Statistics suggest some boys are watching porn as young as eight years of age
While promoting my second novel, Asking For It, I have spoken all over Ireland.
After many of these events, a middle-aged man or woman will approach me, their faces tight with apprehension. They are parenting a teenager, and are deeply worried. How can they protect their children in such a hyper sexualised environment?
And what impact do I think the increasingly easy access to pornography is having on the creation and maintenance of a rape culture?
(Rape culture, for those of you who are new to the term, is defined as ‘an environment whose prevailing social attitudes have the effect of normalising or trivialising sexual assault and abuse’ and is most clearly evidenced by the dismal rates of conviction for rape and sexual violence in this country.)
It’s a much more nuanced conversation than that and one I think we desperately need to have in Ireland.
We are the fourth highest users of porn per capita in the world, with the website, Porn Hub, reporting that usage here increased by 77% between 2010 and 2014, with the discrepancy between male and female users being less than you might assume.
I worry about statistics that suggest some boys are watching hard-core pornography as young as eight years of age, and the damage that sustained exposure to this material could do.
I am also concerned about the sort of pornography that is free and widely available, how misogynistic it can be, veering close to violent, particularly in heterosexual porn.
This kind of porn can engender wildly inaccurate expectations of what sex will or should be like, from the lack of body hair to the pneumatic body types.
People never say no in this genre of porn. Nor do they seem to acknowledge the existence of condoms or other forms of contraception.
Add in ambiguities around the emotional health of the ‘stars’ involved — have they been trafficked? Are they drug addicts? Are they participating of their own volition? — and it would seem that the case for prohibition is watertight.
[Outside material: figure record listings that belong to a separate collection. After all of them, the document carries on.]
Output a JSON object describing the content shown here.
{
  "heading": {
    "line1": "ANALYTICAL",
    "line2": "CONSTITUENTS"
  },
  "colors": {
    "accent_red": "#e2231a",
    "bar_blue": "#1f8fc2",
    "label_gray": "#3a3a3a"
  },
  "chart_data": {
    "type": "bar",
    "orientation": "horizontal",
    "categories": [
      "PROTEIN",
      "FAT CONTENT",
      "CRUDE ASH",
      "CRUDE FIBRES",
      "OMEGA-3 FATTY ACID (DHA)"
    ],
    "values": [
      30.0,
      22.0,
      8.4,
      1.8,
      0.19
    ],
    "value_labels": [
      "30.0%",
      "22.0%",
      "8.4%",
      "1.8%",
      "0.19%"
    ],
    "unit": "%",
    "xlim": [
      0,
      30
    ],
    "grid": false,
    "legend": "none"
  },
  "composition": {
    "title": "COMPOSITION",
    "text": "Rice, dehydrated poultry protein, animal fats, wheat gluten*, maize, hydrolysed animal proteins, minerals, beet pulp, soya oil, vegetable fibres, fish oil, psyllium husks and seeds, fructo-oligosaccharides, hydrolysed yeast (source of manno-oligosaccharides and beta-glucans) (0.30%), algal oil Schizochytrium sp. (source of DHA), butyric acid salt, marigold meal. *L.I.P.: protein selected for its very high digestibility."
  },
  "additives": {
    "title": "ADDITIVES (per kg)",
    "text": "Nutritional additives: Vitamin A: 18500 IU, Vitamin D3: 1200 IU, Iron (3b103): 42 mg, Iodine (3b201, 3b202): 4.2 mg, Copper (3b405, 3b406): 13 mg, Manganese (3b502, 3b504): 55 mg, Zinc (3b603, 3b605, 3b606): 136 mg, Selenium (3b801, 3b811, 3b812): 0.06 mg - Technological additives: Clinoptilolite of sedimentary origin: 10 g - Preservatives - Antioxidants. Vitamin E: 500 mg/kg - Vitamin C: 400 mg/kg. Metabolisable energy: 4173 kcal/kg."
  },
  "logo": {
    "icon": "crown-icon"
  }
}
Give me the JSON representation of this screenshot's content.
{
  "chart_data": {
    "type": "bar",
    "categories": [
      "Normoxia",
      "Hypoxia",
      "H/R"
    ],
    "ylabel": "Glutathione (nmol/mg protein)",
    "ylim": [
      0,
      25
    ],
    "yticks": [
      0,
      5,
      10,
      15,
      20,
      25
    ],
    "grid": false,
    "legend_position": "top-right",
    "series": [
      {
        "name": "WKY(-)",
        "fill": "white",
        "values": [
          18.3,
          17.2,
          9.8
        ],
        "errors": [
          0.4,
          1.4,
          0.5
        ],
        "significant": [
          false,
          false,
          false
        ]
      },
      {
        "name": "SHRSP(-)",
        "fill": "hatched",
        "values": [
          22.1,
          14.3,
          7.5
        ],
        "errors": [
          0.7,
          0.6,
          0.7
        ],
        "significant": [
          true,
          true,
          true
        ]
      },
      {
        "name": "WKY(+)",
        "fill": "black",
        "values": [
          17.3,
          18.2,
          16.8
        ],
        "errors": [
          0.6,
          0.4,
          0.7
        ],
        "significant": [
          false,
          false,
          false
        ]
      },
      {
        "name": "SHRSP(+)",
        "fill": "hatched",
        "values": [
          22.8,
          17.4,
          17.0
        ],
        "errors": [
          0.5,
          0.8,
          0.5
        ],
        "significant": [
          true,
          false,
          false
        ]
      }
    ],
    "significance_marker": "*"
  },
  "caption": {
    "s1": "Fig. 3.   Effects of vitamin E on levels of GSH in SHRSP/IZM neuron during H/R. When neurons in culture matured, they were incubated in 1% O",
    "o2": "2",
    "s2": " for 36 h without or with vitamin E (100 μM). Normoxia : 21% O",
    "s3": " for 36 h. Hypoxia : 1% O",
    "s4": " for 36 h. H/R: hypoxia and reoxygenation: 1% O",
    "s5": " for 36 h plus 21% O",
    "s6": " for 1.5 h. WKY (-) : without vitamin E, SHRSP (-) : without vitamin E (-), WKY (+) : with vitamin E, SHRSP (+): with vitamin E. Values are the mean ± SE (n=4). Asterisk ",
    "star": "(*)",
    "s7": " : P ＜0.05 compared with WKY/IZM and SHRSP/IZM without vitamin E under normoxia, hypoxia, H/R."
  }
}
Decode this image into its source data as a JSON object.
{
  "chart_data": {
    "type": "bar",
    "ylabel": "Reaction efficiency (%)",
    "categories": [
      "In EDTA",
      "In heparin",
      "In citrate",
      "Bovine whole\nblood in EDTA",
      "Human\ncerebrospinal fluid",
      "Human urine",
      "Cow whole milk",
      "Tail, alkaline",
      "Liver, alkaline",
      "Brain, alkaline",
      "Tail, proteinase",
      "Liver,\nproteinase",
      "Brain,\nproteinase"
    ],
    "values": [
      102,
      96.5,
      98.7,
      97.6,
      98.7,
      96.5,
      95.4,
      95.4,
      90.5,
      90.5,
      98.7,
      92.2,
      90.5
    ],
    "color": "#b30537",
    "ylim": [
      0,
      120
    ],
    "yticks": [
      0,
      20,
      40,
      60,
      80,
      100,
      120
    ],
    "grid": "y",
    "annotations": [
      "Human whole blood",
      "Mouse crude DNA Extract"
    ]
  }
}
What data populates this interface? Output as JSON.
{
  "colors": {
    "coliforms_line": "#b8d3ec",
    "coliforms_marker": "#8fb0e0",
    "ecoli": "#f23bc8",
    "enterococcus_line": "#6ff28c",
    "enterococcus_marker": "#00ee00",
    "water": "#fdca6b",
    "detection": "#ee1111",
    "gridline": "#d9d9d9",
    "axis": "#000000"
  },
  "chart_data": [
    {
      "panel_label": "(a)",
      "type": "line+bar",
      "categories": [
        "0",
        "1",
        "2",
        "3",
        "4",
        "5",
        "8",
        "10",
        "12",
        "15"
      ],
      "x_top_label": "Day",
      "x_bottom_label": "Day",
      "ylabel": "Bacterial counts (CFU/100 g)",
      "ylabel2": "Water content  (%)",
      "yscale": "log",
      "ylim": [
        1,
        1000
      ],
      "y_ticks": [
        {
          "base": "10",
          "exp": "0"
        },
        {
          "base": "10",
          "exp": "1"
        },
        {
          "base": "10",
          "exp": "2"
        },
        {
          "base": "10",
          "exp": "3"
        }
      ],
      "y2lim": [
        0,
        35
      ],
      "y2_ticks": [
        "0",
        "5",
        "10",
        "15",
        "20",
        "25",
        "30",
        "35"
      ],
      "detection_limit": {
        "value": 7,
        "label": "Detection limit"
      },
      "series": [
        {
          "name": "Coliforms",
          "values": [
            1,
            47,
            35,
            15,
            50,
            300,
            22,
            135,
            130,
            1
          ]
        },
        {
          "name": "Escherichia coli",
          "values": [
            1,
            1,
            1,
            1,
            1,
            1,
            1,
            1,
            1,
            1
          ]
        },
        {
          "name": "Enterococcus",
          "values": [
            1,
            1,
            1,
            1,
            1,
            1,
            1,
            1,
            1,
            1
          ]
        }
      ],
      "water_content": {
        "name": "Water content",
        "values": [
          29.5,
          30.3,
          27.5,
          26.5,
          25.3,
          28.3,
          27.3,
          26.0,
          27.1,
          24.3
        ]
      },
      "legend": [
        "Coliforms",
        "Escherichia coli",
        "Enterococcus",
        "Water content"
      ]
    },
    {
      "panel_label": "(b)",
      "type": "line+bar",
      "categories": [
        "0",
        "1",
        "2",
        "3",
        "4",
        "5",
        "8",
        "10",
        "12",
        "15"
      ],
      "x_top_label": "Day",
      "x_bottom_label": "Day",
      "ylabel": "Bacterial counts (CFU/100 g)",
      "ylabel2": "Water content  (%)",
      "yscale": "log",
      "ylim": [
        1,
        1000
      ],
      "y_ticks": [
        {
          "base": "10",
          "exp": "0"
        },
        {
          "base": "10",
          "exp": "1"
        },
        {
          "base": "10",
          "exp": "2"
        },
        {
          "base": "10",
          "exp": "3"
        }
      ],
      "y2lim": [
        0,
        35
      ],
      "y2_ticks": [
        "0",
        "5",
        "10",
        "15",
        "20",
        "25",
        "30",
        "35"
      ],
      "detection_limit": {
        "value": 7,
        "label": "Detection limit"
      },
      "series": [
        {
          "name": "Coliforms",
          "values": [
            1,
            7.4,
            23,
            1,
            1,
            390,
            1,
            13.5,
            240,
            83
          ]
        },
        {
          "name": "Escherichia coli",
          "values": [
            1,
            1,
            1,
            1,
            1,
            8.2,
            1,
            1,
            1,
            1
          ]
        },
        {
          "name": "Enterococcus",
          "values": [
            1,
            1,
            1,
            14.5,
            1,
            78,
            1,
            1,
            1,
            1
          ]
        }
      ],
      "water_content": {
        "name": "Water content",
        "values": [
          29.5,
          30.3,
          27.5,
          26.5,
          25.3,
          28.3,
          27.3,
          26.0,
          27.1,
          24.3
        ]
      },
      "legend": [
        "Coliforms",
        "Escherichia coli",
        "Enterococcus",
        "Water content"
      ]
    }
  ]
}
But as Caroline Ryan, currently undertaking a PhD in porn and feminism said in an interview with The Journal, “porn, just like sex, is not monolithic. There are lots of different types of porn... there is misogynistic porn that is extremely problematic, just like misogyny in Hollywood, TV, music, books, news, and social media is extremely problematic... but painting all porn as such means silencing the good stuff.”
I feel conflicted about this because I consume pornography and have done so since I was a teenager. (Mom and Dad, please stop reading now.)
I moved from Louise Bagshawe novels and More magazine’s Position of the Month — I’m still not entirely sure if any of those positions are physically possible — to sneaking downstairs at 4am to read erotica using our very, very slow dial up internet.
In 2017, there is excellent feminist porn available (two words for you — Erika Lust. You can thank me later) for those who don’t want to get their sexual kicks with a side of misogyny; porn where the emphasis is on mutual pleasure, where a variety of body types are celebrated, where consent, communication, and healthy boundaries are prioritised, and where women are not objectified and treated as mere receptacles for male ejaculation.
Studies indicate that our teenagers are using pornography to educate themselves about sex. If this is the case, then surely it would be better that they have access to this type of sex-positive material than traditional porn?
There is a squeamishness around talking about sexuality in this country, no doubt a legacy of a not so distant past where sex was seen as a tool for procreation rather than a source of pleasure.
Movies, books, and video games that contain violent scenes are seen as perfectly acceptable, but a ‘parent’s advisory’ sticker is slapped on anything that dares to portray sex.
These attitudes are reflected in the woeful sex education here, something that urgently needs to be addressed.
Sex education should be mandatory in all secondary schools, regardless of religious orientation, and there has to be a shift away from unrealistically advocating abstinence or a scientific approach focusing on sexually transmitted diseases and pregnancy.
Students have complained that any classes they have attended are also reinforcing gender stereotypes, with women portrayed as passive participants, men the aggressors, and there is never any mention of gay or transgender sex.
Porn appears to be bridging the gap between the “how are babies made?” conversation and subsequent discussions around consent, desire, mutual respect and pleasure — and it is the latter that tends to make most parents uncomfortable.
However, if you’re not going to engage in those conversations with your teenage son or daughter, and you’re also uneasy with the idea of schools doing so, are you really in a position to criticise young people for turning to pornography for guidance?
Pornography is not a new phenomenon. Ice-age art saw depictions of female genitalia on cave walls. The Kama Sutra was said to be written in the third century.
The Venus of Willendorf, one of the earliest man-made sculptures of the naked body, is over 25,000 years old. The first book of erotic engravings was published in 1525.
1749 saw the publication of John Cleland’s erotic novel, Memoirs of a Woman of Pleasure, and the early 1900s heralded the distribution of ‘stag films’ as part of a growing porn industry in the United States.
Whatis different in today’s society is how difficult it is to control the access to such material. I can understand why parents are so anxious but I don’t think this fear-mongering around pornography is going to help any of us, least of all the young people we’re purporting to protect.
It’s time for Ireland to grow up and start talking.